The Day After the Night Before

We got to East Martello Towers for Cayo Carnival at about six last night. It was raining lightly, but comfortably warm. We lucked out and found a place to park on the way in that would also be easy to exit from when it was time to go. Just as we arrived at the gate, it began raining heavily. Janet had an umbrella, but I thought it made more sense to stand under a nearby tree before deciding whether to go in or go back to the car. Attempting to stay dry by standing under the tree, I found, made no sense at all, so we went in. Or, rather, I followed Janet as she went in. She had already decided that going back to the car wasn't really an option. The rain came down even more heavily.

Red was already inside. Dotty was serving Margaritas at Outback's booth, and LB was out somewhere in the crowd. From outside we had heard live music but it was being shut down as we entered, to be replaced with recorded music, until the rain let up. It would be another hour before the rain slacked off and ended. We bought drinks and wandered around the field, looking to see what restaurants were serving food and what they were serving.

The linked article from the Citizen this morning explains more about what happened and why Cayo Carnival is such a significant event in Key West. It is, as the Citizen describes it, a locals party. Tourists are invited, and some do come to watch Key West's denizens in their own habitat. I have a bunch of pictures to process, and will post anything worthwhile in a bit.

For both of us, the music was the centerpiece of everything, but all around us the Cayo Crew volunteers and the staffs of the many restaurants who participated were cooking and serving their offered specials. There were four places serving gumbo. Café Sole had an excellent mushroom soup that I sampled. I craved an eclair on offer at Croissants de France's booth, but at six Cayo Bucks, it was too pricey. Six Cayo Bucks = Three Bud Light's. Healthy wheaten beverage vs. a thousand or so calories. No contest.

I did eventually get a cup of gumbo, but I didn't buy it. The Sauce Boss gave it to me. Bill Wharton, the Sauce Boss, prepares a vat of gumbo as he performs with his three piece combo. The music, a mix of blues, rock and country, is performed with superb energy. Wharton, dressed in a chef's had and jacket, plays his dobro with wild abandon and flair that demonstrate his long familiarity with that instrument. Stopping only to mix in an ingredient or two, or to give the gumbo pot a stir, he and the band march through a dozen or more songs, ending with a hymn and in a plea for donations to Wharton's Planet Gumbo project. Planet Gumbo is a charity Wharton formed to give help to homeless men, women, and children wherever he travels, and in his home town of Tallahassee. Then, it's time for the Call to Gumbo, an invitation to everyone to come up to the stage for a bowl of the freshly made dish. Excellent show!
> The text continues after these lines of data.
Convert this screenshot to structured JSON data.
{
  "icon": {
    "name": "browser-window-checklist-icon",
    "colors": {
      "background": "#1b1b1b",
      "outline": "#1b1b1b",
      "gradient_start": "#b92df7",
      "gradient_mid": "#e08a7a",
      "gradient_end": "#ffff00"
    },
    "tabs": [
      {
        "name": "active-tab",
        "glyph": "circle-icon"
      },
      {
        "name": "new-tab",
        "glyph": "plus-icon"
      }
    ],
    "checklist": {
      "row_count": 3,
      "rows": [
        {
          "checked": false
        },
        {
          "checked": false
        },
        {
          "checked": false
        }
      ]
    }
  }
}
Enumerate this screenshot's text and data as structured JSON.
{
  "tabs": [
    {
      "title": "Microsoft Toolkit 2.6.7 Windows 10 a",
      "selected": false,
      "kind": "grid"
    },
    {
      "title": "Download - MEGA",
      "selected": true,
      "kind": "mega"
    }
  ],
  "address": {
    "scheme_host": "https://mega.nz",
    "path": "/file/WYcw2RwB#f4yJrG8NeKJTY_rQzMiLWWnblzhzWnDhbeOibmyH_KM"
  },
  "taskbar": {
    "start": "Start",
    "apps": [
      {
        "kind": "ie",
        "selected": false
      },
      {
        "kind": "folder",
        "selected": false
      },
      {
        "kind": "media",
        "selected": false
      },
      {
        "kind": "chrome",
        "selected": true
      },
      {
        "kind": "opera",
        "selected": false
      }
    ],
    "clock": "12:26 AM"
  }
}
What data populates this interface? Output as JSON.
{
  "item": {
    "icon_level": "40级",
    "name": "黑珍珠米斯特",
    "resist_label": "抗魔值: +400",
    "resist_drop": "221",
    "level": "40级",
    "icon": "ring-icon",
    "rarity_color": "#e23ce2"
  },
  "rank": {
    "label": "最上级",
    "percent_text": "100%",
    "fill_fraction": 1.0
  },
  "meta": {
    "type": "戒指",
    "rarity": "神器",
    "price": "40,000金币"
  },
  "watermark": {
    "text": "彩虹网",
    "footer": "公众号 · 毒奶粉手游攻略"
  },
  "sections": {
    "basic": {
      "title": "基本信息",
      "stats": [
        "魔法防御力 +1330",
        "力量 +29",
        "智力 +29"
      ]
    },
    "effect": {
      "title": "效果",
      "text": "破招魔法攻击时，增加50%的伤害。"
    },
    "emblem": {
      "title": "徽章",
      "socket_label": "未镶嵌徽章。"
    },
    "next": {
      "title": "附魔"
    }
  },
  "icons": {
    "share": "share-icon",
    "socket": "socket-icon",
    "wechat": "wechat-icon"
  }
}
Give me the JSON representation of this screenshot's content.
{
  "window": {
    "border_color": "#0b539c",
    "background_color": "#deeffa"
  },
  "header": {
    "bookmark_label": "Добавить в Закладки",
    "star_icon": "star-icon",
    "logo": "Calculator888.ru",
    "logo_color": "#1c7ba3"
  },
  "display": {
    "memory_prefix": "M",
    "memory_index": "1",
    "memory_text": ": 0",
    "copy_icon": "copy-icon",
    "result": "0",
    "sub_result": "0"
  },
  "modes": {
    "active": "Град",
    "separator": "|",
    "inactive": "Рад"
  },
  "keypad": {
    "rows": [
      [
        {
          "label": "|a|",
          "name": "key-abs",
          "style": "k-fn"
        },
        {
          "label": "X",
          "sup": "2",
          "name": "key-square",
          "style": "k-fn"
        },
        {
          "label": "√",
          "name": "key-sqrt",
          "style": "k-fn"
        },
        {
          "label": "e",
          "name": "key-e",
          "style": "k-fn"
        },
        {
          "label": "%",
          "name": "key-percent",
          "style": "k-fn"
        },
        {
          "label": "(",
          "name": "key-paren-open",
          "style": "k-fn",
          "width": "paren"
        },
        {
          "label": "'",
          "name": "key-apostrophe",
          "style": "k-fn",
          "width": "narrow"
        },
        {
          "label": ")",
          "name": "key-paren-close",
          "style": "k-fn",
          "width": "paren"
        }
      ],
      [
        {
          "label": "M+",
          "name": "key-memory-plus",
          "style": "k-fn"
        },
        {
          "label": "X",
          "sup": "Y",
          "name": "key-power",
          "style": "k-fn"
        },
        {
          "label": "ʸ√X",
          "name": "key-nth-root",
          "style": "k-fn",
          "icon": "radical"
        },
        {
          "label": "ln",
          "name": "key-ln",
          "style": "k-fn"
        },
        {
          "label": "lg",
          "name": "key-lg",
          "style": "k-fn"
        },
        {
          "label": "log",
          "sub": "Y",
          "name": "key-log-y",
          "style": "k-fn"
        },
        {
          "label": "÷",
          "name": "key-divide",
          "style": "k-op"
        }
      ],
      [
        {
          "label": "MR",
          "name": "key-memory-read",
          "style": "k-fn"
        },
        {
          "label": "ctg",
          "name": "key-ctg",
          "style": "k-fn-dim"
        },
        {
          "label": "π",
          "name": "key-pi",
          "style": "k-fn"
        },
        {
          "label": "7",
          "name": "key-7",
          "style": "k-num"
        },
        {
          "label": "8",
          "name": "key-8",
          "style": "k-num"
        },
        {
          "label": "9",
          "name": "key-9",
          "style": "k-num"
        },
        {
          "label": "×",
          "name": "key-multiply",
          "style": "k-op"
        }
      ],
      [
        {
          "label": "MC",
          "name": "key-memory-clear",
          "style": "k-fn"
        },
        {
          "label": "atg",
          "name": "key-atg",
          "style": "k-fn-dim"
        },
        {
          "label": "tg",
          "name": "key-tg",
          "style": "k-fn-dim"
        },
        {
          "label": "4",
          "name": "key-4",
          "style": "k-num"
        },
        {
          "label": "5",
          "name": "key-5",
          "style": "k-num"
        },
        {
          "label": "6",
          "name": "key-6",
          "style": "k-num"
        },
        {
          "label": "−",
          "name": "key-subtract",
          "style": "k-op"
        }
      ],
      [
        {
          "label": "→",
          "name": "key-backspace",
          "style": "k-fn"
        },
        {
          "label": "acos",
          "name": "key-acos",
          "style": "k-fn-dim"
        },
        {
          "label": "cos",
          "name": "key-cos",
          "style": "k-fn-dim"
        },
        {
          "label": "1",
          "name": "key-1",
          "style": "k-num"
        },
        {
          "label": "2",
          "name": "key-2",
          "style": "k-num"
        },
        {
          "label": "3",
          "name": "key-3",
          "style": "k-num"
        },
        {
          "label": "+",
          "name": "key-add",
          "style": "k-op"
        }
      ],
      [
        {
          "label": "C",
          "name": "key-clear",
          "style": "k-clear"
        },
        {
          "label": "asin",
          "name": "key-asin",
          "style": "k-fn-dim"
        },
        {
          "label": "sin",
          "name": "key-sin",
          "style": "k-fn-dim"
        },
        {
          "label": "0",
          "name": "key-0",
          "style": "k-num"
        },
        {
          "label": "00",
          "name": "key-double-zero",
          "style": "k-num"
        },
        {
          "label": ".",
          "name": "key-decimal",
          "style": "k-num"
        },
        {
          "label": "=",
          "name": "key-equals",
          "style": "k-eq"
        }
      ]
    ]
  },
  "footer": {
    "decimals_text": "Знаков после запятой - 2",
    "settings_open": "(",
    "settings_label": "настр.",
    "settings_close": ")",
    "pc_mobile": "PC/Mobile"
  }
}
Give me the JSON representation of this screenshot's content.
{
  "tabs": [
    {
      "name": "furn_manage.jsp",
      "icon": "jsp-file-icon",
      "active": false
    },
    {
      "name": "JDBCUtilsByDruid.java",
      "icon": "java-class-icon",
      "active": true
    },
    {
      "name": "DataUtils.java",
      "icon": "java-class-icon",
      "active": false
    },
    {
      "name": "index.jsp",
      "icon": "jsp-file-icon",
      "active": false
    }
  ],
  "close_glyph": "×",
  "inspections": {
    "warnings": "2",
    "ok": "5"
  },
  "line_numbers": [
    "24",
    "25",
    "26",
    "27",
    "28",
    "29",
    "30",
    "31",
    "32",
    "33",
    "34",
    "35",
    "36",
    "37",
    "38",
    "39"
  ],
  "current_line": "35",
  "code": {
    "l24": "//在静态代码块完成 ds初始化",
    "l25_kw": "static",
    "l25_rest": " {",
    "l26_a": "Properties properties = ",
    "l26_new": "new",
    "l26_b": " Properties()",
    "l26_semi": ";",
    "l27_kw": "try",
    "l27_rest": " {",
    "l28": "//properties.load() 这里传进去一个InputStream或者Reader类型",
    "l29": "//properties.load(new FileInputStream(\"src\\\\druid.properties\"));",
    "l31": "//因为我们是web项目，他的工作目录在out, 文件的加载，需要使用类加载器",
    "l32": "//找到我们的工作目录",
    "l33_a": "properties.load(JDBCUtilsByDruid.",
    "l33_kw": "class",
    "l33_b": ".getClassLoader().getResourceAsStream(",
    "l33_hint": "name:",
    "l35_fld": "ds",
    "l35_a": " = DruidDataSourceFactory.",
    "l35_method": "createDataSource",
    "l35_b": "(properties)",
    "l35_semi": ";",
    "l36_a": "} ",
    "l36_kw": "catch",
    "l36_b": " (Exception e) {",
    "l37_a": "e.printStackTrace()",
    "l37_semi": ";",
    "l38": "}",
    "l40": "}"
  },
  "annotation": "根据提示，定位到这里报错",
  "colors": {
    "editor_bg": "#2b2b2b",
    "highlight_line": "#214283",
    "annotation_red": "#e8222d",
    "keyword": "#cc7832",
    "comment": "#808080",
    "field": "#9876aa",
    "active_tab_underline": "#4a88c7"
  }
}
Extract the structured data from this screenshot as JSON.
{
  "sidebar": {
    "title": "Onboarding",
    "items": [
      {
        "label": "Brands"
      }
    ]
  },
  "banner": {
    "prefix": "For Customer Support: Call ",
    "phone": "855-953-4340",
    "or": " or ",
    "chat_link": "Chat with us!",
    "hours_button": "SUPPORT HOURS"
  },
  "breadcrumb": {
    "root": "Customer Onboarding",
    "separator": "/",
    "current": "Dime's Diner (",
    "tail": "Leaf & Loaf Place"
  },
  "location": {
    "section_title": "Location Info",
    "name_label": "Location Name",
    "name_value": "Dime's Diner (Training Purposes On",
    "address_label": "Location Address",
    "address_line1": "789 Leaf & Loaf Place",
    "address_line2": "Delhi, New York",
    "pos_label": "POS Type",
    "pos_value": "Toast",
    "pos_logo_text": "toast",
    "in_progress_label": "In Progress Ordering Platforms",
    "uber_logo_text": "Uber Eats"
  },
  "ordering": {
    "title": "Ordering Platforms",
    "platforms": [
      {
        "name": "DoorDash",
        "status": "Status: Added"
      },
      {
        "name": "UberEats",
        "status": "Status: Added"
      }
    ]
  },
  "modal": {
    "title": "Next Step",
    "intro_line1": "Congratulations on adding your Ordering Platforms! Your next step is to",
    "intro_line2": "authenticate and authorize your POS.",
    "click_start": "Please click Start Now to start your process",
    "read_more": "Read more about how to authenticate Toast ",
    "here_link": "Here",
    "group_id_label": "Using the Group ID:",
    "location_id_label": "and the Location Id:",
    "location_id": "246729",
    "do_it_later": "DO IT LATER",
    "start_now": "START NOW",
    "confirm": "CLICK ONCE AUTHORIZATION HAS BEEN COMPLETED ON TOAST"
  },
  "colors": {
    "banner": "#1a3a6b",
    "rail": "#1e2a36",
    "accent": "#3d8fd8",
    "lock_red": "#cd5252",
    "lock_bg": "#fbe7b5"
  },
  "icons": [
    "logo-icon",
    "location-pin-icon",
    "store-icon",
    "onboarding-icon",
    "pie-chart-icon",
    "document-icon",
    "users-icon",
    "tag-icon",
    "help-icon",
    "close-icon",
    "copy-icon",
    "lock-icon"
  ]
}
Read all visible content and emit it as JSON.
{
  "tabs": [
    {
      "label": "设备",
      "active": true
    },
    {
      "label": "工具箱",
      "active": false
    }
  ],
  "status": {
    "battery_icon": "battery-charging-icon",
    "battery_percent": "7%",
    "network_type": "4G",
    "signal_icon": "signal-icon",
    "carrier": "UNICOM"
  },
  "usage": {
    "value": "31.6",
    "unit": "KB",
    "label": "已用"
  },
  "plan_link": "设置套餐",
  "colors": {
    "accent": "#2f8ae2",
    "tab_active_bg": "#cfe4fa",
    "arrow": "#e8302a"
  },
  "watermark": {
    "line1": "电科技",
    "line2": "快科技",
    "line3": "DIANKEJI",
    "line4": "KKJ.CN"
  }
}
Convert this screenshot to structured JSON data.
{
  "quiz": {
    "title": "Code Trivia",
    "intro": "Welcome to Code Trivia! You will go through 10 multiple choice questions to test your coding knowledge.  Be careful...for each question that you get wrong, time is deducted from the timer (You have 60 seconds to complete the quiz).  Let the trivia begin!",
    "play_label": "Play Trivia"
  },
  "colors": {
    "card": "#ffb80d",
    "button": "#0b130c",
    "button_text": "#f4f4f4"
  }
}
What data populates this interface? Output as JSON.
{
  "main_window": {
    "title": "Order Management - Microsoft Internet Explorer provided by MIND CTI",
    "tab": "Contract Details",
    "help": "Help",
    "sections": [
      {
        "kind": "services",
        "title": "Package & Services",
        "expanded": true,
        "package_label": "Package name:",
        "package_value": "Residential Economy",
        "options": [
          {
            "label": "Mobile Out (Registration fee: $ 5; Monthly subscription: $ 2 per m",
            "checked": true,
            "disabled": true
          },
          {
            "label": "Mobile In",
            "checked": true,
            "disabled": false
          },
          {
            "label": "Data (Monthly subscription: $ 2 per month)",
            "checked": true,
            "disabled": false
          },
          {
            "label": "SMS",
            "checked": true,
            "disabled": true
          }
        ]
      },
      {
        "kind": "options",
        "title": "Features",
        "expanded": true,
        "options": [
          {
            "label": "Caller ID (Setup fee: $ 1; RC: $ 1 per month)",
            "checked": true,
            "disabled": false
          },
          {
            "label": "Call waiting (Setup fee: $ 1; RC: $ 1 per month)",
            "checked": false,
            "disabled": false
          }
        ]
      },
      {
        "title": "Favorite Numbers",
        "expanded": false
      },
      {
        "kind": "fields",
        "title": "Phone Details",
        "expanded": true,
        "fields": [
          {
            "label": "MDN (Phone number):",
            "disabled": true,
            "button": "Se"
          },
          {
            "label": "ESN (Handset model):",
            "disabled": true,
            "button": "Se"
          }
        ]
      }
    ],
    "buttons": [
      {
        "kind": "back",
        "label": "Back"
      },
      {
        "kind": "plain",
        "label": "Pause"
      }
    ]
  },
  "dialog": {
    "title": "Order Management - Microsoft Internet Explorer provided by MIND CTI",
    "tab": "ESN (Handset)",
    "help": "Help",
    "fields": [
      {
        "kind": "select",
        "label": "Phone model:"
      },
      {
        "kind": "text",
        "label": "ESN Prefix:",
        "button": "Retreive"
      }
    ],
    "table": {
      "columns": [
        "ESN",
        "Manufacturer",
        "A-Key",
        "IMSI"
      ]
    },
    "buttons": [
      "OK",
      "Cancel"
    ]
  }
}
The second band to come on was Caffeine Carl and the Buz. Carl Wagner on guitar, Joe Pepper on bass, Pete Peterson on keyboards, and a drummer whose name I didn't get played another hour of high energy blues and rock, joined at one point by a woman singer (I have to remember to get names!) who sang a steamy version of summertime. Carl Wagner gets better each time I hear him. I'm glad that he's doing well. He's a Conch who had a full time job with Key West Public Works, driving a street sweeper when he was starting out as a performer. I've noticed that the Buzz are appearing more and more around town, and in some of the bigger venues.

The final band to appear were the Gully Roosters who are from Green Turtle Cay in The Bahamas, and who are sort of the house band for Reef Relief. Reef Relief opened an environmental center at Green Turtle Cay a couple of years ago, bringing to that part of the Bahamas the kinds of programs for which they have become justifiably well-regarded in Florida. This is the second year that the Gully Roosters have appeared at Cayo Carnival. I'll bet it isn't the last.

The rain was a setback for Reef Relief. Carnival is one of the two major fund-raising events for them. The rain had to have caused a decline in ticket sales, many of which occur on the day of the event. It also cut the amount of Cayo Bucks bought and spent, and the number of raffle tickets sold. Too bad. RR board and staff were already concerned that net revenues for Carnival had been declining in the past few years.

We got home at just about 11 o'clock, tired, still a little damp, but happy.